Scallops to the Rescue

nina | June 23rd, 2011 - 9:00 am

Several New England fishing town’s fortunes are tied to a small sea creature:  SCALLOPS.

Scallops, unlike lobster, have proven remarkably recession proof with prices rising steadily through the downturn even as the amount caught held relatively steady. The wholesale price for a pound of the U.S. sea mollusk is $11.20, 41% higher than in November 2007. U.S. fishermen say the weak dollar makes the famously meaty scallops that thrive in the northern Atlantic more affordable.

Belgium, France, and other countries are buying more. Fresh -scallop exports to Canada alone jumped 110% in the first four months of this year compared to the same period last year and rose 22% to France, according to federal trade statistics.

Many expect to see higher demand for scallops from China, which banned Japanese seafood because of concerns about radiation following the March earthquake and tsunami.  At the same time, the U.S. scallop supply is limited by federal conservation rules to an annual catch of roughly 50 million pounds.  Areas where they can be caught are rotated to allow beds of young scallops to grow. 

There is growing global demand for lobsters, too, but supply has been plentiful, with record landings in 2010, and the price has been only slowly coming back after plunging in 2008. The industry has resisted many lobstering limitations, believing open access to the fishery is best long-term for preserving fishing jobs.

While rising prices are a boom for the scallop industry, it’s also bringing concerns. Should the price get too high, will restaurants take scallops off the menu?
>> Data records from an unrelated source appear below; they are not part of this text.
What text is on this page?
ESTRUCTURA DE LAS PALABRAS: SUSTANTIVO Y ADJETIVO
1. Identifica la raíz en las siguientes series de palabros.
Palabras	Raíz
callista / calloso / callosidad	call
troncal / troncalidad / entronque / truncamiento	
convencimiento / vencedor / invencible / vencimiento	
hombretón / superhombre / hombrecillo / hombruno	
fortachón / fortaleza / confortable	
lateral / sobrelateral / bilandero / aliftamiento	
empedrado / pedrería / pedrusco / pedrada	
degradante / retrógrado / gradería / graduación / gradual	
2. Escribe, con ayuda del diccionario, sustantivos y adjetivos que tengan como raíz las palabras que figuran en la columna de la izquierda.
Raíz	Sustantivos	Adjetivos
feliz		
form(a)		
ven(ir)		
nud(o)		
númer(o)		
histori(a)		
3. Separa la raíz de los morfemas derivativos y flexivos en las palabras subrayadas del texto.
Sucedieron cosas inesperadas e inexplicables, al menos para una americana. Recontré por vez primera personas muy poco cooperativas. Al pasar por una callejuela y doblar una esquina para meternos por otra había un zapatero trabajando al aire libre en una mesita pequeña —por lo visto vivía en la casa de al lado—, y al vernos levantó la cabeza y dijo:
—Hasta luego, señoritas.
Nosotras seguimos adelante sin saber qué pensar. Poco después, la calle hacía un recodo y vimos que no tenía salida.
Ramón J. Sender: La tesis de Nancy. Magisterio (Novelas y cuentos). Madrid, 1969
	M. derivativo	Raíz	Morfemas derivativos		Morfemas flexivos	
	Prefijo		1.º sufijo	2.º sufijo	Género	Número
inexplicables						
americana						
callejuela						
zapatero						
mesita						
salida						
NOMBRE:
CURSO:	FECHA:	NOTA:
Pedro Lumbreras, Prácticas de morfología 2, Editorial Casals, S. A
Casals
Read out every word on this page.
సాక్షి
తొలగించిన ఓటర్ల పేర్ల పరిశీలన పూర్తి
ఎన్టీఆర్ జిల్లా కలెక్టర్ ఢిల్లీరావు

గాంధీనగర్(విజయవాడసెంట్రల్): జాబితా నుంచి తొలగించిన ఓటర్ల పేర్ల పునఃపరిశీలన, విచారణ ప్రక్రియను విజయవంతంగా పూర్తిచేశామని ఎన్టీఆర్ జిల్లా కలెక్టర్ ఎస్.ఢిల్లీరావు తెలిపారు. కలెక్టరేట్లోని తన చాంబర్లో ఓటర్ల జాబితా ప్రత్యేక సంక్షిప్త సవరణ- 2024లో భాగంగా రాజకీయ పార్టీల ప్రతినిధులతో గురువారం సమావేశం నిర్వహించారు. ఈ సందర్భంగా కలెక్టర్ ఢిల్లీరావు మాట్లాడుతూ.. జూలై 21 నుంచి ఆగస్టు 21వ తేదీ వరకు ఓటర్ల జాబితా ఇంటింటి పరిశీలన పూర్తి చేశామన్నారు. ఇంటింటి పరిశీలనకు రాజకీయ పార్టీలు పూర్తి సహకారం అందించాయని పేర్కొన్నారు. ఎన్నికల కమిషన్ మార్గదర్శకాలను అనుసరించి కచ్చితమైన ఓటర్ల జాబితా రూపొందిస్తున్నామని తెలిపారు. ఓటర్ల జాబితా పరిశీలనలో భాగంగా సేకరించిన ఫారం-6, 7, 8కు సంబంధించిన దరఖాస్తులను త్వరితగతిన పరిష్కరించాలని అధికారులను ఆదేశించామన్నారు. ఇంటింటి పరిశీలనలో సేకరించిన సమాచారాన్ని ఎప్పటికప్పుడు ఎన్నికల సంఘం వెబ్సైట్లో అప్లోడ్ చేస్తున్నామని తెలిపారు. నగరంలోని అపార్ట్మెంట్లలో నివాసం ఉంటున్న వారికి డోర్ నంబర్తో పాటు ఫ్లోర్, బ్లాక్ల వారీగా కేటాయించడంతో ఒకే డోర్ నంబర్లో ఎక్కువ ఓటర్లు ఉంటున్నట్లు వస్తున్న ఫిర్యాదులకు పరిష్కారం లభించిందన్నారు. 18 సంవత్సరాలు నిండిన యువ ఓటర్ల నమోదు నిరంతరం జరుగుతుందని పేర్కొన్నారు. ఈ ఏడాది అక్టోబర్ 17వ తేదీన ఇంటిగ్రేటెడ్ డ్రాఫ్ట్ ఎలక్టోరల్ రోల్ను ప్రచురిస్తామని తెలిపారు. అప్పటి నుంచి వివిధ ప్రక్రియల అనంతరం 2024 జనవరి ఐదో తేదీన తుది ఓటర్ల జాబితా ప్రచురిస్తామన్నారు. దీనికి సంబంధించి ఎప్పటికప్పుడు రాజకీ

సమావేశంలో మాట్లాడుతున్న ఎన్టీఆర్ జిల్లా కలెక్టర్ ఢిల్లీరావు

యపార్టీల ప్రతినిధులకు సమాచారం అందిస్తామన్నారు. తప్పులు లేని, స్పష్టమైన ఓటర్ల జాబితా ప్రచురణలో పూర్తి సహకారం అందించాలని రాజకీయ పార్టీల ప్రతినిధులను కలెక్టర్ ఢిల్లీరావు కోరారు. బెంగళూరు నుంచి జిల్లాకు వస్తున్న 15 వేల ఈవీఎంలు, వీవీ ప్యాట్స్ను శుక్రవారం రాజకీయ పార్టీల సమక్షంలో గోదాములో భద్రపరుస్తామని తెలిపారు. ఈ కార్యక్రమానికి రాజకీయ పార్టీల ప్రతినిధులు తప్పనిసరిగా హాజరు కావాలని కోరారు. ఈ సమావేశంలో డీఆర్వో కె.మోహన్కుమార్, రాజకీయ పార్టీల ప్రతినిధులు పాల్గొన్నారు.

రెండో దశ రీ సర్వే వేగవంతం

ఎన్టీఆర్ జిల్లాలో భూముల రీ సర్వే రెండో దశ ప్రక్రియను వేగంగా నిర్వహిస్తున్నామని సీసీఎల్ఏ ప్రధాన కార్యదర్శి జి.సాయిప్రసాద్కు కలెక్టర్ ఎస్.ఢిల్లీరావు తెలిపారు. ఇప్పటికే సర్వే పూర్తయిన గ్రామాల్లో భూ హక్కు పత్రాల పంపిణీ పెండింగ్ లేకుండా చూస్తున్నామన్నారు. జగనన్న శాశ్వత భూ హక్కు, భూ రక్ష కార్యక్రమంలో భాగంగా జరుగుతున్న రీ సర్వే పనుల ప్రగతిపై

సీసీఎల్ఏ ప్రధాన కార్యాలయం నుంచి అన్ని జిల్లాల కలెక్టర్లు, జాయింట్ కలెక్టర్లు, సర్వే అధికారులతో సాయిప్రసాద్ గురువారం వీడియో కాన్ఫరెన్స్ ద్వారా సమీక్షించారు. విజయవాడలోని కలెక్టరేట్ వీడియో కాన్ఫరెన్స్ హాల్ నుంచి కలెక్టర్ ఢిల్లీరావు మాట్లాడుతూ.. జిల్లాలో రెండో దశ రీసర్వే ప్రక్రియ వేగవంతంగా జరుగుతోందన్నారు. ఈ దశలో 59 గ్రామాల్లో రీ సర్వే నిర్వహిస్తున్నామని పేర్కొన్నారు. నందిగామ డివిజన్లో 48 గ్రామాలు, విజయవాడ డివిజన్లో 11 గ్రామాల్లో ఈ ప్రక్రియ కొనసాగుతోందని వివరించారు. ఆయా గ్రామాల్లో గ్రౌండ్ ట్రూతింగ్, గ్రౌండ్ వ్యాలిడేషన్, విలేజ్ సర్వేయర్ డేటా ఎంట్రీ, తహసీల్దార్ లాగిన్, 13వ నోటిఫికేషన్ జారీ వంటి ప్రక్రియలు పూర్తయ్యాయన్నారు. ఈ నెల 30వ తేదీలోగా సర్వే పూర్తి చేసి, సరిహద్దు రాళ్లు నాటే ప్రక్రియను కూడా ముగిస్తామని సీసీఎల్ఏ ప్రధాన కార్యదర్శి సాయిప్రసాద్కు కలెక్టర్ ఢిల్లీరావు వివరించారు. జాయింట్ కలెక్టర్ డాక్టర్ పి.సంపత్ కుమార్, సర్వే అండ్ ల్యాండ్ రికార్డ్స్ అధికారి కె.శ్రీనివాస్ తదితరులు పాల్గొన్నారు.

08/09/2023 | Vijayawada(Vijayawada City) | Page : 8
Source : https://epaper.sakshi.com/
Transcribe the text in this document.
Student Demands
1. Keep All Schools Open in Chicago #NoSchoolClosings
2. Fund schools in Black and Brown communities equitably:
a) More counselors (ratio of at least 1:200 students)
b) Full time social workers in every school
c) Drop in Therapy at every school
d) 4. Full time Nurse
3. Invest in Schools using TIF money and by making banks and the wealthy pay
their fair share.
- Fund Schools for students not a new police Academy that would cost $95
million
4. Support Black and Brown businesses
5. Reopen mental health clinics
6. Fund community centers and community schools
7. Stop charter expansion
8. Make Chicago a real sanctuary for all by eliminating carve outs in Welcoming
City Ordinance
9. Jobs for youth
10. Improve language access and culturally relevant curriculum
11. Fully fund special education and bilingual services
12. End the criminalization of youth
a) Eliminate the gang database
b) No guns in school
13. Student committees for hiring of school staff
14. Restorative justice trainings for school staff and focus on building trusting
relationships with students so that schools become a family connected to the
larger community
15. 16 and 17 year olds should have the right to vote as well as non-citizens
Scallops typically are collected by towing service in austin a dredge or fishing net along the sea floor. The crew then shucks and ices the scallops at sea.  While scallops thrive in many parts of the world, the Placopecten magellanicus species of the Atlantic scallop fishery is coveted for its size.  Some as large as a soda can.  Heftier scallops have grown in popularity as tastes for scallops have changed. Scallops have graduated from being a bacon-wrapped appetizer or a supporting role on a fried-food platter to entree status.  New England restaurants serve dishes like pan-seared scallops with orange-ginger sauce. Eastern Fisheries remarkably recession proof with prices rising steadily through the downturn even as the amount caught held relatively steady.

If you”re in the food business and the item you’re serving can be the center of the plate.  Global trade is rapidly transforming the industry. One New England fishery company now ships 15% of its scallops to Europe; five years ago, its only substantial trading partner was Canada.  With demand growing, Fisheries are beginning to open scallop farms, to cultivate smaller bay scallops, off the coast of China.  Of all the fisheries, scallops are on top right now, but it could be better.  Possibly, more money coming in and more jobs from scallops.